In response, BIO Deutschland, the German biotech industry organization pointed out that orphan drug status in the EU is only granted if, among others, there is “no satisfactory method of diagnosis, prevention or treatment of the condition concerned … authorised, or, if such method exists, the medicinal product will be of significant benefit to those affected by the condition.” BIO Deutschland therefore proposed to except orphan drugs from additional, national benefit appraisals.
The German parliament now decided to except orphan drugs from an additional benefit analysis, provided they do not exceed sales of EUR50 million per year within Germany’s statutory health care system. According to BIO Deutschland, this figure equates to about EUR33 million in net sales.
Impact on clinical trials?
The main question for the design of future clinical trials will be how to demonstrate not only safety and efficacy, but also additional benefit as compared to existing treatments. Evidence-based medicine heavily relies on the evaluation of long-term patient outcome and comparison studies – but how can a company provide these data at the date of approval? The bill vaguely raises the possibility that G-BA and/or IQWiG may demand additional studies.
The new legislation will also oblige companies to disclose to the authorities the results of all confirmatory clinical trials conducted with the drug, six months after approval at the latest. Publishing can be done in the internet or via linking to a publication, either in German or English language. Publications need to follow GCP-rules and will have to list all results as well as all changes in the study plan, halts, or abortion of trials. In the first draft of the bill it was demanded that companies publish these results.

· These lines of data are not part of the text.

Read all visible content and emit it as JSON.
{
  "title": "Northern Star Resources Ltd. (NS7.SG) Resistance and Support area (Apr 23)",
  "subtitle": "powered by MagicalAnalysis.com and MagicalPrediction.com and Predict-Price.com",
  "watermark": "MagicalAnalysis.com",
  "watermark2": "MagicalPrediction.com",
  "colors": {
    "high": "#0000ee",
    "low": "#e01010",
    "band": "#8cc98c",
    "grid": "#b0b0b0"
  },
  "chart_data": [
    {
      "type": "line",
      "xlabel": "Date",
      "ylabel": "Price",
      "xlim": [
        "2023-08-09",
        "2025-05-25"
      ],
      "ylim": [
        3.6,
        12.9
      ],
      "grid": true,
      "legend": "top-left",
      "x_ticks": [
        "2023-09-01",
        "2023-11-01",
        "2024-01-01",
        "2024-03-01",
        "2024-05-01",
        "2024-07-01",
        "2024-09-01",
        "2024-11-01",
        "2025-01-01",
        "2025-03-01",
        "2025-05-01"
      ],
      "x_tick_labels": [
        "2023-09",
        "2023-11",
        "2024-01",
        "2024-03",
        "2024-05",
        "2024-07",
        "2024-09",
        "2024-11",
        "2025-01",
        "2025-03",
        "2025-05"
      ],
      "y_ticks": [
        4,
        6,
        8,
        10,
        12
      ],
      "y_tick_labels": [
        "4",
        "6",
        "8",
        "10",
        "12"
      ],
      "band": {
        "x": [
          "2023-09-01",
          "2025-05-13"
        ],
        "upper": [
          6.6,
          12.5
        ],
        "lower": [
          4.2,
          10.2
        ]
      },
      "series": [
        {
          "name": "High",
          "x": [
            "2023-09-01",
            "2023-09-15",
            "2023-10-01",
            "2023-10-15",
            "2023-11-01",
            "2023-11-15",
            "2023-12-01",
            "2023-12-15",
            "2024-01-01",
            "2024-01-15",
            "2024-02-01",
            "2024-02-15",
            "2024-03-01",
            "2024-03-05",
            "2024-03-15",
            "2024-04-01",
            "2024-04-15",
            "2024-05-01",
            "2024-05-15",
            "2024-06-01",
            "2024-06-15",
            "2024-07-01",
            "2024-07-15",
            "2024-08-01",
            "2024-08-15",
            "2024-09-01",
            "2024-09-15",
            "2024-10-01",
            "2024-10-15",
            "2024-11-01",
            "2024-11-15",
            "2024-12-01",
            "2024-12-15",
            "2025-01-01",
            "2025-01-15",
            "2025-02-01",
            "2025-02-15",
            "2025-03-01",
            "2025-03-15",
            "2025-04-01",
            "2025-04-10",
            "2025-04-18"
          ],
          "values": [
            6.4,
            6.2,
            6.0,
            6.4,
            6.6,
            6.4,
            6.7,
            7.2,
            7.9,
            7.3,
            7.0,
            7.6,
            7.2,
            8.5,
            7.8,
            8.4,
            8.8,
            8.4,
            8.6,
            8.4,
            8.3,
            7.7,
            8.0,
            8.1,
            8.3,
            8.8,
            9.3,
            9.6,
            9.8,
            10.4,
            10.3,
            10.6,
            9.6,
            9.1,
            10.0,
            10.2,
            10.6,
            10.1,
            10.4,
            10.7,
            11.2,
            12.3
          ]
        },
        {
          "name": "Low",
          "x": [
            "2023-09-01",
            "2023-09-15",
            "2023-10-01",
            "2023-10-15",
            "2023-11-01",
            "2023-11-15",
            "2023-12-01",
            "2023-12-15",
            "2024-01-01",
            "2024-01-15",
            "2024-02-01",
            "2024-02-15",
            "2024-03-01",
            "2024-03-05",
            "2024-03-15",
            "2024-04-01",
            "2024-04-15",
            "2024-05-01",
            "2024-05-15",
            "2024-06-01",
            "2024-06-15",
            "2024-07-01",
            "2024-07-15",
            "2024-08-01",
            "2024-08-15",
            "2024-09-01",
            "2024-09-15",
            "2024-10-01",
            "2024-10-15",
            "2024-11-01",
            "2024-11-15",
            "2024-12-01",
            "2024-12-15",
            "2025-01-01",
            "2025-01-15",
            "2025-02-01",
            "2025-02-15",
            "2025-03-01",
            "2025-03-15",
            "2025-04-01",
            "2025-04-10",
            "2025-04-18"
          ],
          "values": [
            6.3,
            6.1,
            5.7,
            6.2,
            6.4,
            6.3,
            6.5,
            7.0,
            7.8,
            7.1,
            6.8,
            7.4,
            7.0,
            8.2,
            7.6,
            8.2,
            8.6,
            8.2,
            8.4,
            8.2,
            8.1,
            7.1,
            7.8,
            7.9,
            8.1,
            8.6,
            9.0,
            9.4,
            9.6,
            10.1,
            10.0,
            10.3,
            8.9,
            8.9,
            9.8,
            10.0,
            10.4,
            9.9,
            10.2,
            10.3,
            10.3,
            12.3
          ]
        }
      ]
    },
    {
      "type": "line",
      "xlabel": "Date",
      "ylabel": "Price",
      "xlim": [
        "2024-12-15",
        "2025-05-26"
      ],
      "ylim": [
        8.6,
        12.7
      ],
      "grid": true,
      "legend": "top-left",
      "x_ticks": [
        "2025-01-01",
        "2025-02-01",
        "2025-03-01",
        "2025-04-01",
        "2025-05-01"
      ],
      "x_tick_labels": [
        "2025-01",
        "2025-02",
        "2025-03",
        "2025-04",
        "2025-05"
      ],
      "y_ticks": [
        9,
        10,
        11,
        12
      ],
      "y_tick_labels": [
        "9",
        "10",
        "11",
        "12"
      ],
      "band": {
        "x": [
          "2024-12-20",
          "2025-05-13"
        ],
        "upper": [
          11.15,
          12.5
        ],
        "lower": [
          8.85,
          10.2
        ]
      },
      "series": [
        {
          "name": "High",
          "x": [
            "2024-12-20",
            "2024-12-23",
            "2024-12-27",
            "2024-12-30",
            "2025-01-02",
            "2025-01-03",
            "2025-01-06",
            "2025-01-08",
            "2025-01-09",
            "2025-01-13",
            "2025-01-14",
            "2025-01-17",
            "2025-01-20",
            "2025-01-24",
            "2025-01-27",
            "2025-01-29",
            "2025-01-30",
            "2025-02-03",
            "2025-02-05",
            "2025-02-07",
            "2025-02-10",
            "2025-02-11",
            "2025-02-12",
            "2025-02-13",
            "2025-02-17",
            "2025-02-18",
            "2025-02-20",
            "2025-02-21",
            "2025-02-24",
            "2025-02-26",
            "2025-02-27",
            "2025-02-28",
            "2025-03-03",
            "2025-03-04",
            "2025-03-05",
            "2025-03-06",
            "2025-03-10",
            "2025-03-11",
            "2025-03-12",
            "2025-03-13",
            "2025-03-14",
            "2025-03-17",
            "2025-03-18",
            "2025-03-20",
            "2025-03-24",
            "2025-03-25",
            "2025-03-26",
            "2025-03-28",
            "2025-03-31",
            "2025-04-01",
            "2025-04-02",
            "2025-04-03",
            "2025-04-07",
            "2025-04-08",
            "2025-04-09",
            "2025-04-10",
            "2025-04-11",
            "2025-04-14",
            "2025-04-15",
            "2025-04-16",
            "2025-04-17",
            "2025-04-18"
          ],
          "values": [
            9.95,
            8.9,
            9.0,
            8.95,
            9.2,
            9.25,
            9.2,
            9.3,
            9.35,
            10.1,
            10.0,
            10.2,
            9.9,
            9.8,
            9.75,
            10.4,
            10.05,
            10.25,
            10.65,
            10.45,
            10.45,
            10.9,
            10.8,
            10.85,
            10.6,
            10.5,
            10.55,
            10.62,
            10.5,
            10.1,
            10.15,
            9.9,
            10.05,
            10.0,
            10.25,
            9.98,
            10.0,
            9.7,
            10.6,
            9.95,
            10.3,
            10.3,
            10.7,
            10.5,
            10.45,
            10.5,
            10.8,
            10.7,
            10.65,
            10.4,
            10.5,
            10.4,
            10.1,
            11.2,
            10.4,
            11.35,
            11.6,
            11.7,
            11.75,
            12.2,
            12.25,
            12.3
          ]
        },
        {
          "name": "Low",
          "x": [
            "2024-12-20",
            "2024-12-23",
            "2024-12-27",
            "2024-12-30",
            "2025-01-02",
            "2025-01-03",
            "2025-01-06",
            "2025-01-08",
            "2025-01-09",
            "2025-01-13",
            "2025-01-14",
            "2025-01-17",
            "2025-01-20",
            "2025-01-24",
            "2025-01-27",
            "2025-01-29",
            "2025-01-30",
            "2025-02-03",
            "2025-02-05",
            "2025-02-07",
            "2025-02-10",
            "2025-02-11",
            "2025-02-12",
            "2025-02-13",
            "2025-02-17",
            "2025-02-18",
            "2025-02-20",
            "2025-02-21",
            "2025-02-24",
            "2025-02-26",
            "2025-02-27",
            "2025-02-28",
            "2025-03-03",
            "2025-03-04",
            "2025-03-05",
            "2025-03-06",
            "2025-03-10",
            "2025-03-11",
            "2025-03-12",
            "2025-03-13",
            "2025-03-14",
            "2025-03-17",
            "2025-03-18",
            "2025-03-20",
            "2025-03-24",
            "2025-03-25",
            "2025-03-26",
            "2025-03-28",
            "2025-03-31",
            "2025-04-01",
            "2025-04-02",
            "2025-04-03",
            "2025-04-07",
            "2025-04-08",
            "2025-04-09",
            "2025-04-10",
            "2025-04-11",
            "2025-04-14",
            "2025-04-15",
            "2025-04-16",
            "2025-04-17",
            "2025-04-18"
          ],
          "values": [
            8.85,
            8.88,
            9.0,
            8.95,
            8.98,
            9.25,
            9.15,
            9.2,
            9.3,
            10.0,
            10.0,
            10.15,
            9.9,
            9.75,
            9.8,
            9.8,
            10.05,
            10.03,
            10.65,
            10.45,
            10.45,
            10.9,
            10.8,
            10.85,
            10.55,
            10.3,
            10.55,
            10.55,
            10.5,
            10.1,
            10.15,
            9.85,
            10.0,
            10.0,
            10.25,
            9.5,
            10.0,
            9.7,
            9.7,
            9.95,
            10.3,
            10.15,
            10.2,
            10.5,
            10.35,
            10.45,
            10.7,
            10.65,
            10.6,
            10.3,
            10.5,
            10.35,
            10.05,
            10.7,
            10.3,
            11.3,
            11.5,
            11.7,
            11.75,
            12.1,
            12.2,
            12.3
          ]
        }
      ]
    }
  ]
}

As a result of the new law, companies will have to make sure that they can start marketing their products as soon as they obtain approval in Germany in order to generate high revenue in the first 12 months of commercialization, when they are still free to set the price. After one year, the price will be capped, regardless of whether the drug is assessed as providing additional benefit to patients or not – the only difference is how much the price will be reduced. On a broader scale, the law will not only reduce the prices for innovative drugs in Germany, as Germany today is a reference country for most European states and therefore first-choice market for many biopharmaceutical companies introducing new drugs.